Below is the dummy kernel used to illustrate the problem:

__global__ void dummy_kernel(float * dumm)
{
  auto const index = threadIdx.x;
  int const val = *dumm;
  float buff_1[16384] = {};
  for (size_t i = 0; i < 16384; i++)
  {
    buff_1[(index * val) % 16384] += *dumm;
  }
  *dumm = buff_1[val % 16384];
}

int main()
{
  query_device_memory("before:");

  float * d_dumm;
  CHECK(cudaMalloc(&d_dumm, sizeof(float)));
  CHECK(cudaMemset(d_dumm, 0, sizeof(float)));
  query_device_memory("after malloc:");
  dummy_kernel << <1000, 32 >> > (d_dumm);
  CHECK(cudaGetLastError());
  CHECK(cudaDeviceSynchronize());
  query_device_memory("after:");
  float answer = 0.f;
  CHECK(cudaMemcpy(&answer, d_dumm, sizeof(float), cudaMemcpyDeviceToHost));
  CHECK(cudaDeviceReset());
  return 0;
}

The output of the program:

GPU memory usage: used = 2204.38
GPU memory usage: used = 2206.38
GPU memory usage: used = 4878.38

This issue is still being worked on. I don’t have any information about a timeframe when the behavior may change.
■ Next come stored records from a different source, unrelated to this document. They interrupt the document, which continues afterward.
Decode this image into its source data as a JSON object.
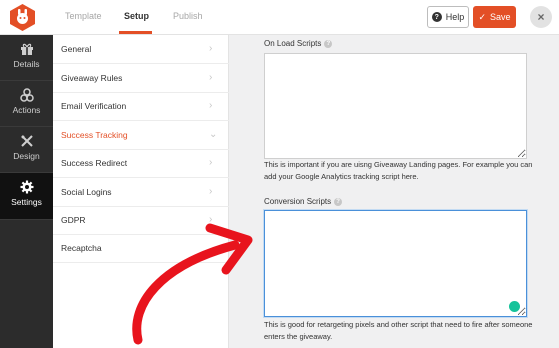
{
  "header": {
    "tabs": [
      {
        "label": "Template",
        "active": false
      },
      {
        "label": "Setup",
        "active": true
      },
      {
        "label": "Publish",
        "active": false
      }
    ],
    "help_label": "Help",
    "save_label": "Save",
    "close_icon": "close-icon",
    "accent_color": "#e34f26"
  },
  "sidenav": {
    "items": [
      {
        "label": "Details",
        "icon": "gift-icon",
        "active": false
      },
      {
        "label": "Actions",
        "icon": "actions-icon",
        "active": false
      },
      {
        "label": "Design",
        "icon": "design-icon",
        "active": false
      },
      {
        "label": "Settings",
        "icon": "gear-icon",
        "active": true
      }
    ]
  },
  "menu": {
    "items": [
      {
        "label": "General",
        "active": false
      },
      {
        "label": "Giveaway Rules",
        "active": false
      },
      {
        "label": "Email Verification",
        "active": false
      },
      {
        "label": "Success Tracking",
        "active": true
      },
      {
        "label": "Success Redirect",
        "active": false
      },
      {
        "label": "Social Logins",
        "active": false
      },
      {
        "label": "GDPR",
        "active": false
      },
      {
        "label": "Recaptcha",
        "active": false
      }
    ]
  },
  "panel": {
    "onload_label": "On Load Scripts",
    "onload_value": "",
    "onload_help": "This is important if you are uisng Giveaway Landing pages. For example you can add your Google Analytics tracking script here.",
    "conversion_label": "Conversion Scripts",
    "conversion_value": "",
    "conversion_help": "This is good for retargeting pixels and other script that need to fire after someone enters the giveaway."
  }
}
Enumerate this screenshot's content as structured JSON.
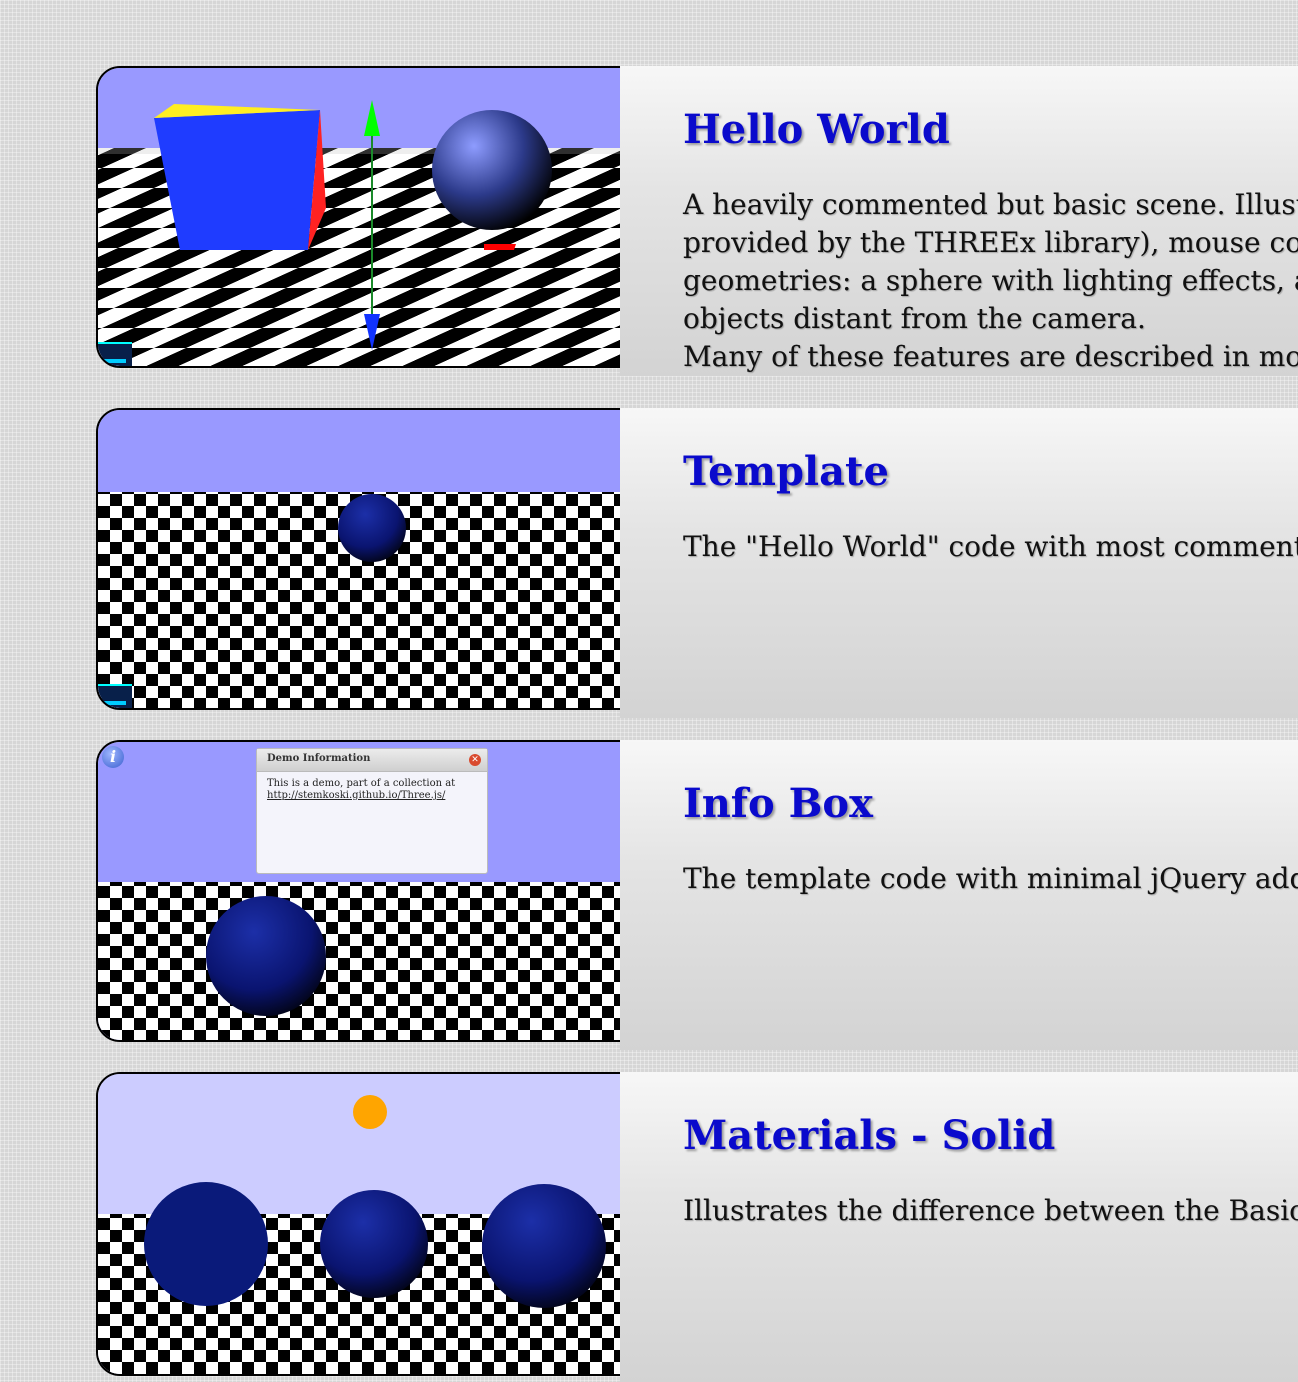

In the meantime, a method to mitigate the effect is to issue:

cudaDeviceSetLimit(cudaLimitStackSize, 0);

after the kernel call where the memory is desired to be freed.

Using a value of 0 will reset the property to its “default” value for the architecture. Alternatively, if the stack size is needed to be some other value for a subsequent kernel call, that value can be used instead.

After running the above line of code, a subsequent call to cudaMemGetInfo should return results more in line with expectations.

Hi,
Is this problem only in the values reported by

cudaMemGetInfo()

and the memory is actually available when using cudaMalloc, or is the memory not being freed at all untill calling the setDeviceLimit?

Thanks